9th Amendment – Ninth Amendment
The 9th amendment of the Bill of Rights to the United States Constitution addresses rights, retained by the people, that are not specifically enumerated in the Constitution.
The 9th amendment of the Bill of Rights
The enumeration of the Constitution, of certain rights, shall not be construed to deny or disparage others retained by the people.

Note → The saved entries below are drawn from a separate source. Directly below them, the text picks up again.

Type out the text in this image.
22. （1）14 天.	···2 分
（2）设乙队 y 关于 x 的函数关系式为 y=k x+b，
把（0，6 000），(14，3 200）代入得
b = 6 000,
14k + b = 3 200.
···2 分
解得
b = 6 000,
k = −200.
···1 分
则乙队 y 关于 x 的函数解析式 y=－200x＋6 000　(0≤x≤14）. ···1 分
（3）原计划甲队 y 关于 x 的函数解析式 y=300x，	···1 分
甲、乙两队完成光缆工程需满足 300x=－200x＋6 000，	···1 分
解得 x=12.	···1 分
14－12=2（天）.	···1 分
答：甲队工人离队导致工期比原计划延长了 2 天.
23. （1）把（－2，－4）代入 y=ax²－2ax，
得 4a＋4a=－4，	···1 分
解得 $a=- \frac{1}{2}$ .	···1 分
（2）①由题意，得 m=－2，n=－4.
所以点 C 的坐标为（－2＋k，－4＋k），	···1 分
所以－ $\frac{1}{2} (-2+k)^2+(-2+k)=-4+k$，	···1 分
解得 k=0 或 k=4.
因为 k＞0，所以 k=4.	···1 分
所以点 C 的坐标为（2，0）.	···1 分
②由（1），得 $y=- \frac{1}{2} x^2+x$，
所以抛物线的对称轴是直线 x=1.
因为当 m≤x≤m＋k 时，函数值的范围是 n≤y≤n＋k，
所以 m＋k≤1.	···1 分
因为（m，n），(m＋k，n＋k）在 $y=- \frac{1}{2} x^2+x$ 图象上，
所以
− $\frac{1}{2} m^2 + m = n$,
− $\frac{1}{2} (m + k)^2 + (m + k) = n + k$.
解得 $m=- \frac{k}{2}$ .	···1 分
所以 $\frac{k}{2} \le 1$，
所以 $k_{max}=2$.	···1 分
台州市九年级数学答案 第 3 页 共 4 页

The constitutional right of private gun ownership stands even without the Second Amendment. Suppose, against all evidence, that its drafters really did mean state governments instead of individuals when they wrote that “the right of the people to keep and bear arms shall not be infringed.” In that case, the right to gun ownership would still be protected, but under the Ninth Amendment. That amendment was drafted to address the concerns of those who feared that if certain rights were singled out for protection in the Bill of Rights, all other rights not singled out would be insecure. This amendment made clear that the enumeration of certain rights in the Bill of Rights was not exhaustive, and was not meant to imply that they were the only rights that the people enjoyed.
The connection to the right to bear arms is clear: Since a common-law right to bear arms for self-protection and hunting was part of the British inheritance that Americans brought with them to these shores, it would have been protected by the Ninth Amendment. The reason for mentioning the importance of the militia in the Second Amendment was probably to justify the Framers’ decision to make explicit mention of the right to bear arms rather than to leave it as an unenumerated right protected by the 9th amendment of the Bill of Rights.
The enumeration in the Constitution, of certain rights, shall not be construed to deny or disparage others retained by the people.
The Ninth Amendment provides that the enumeration of certain rights in the Constitution should not be construed to mean that the Constitution does not protect rights that are not enumerated. The Amendment was included in the Bill of Rights to address fears that expressly protecting certain rights might be misinterpreted implicitly to sanction the infringement of others.1
Few Supreme Court cases offer significant analysis of the Ninth Amendment. Prior to 1965, litigants occasionally invoked the Amendment, often along with the Tenth Amendment or other provisions of the Bill of Rights, to challenge the constitutionality of government actions, but the Court consistently rejected those claims.2 In 1965, in Griswold v. Connecticut, a majority of the Court cited the Ninth Amendment, along with the substantive rights protected by the First, Third, Fourth, and Fifth Amendments, and held that the Constitution protects
penumbral rights of ‘privacy and repose’ that bar a state from prohibiting the use of contraception by married couples.3 By contrast, in the 1973 case Roe v. Wade, the Court grounded a constitutional right to abortion in the Fourteenth Amendment rather than the Ninth.4
Overall, the Court has generally treated the Ninth Amendment as a rule of construction for the Constitution rather than a freestanding guarantee of any substantive rights. Thus, in Richmond Newspapers v. Virginia, a plurality of the Court referred to the Amendment as a
sort of constitutional ‘saving clause,’ which, among other things, would serve to foreclose application to the Bill of Rights of the maxim that the affirmation of particular rights implies a negation of those not expressly defined.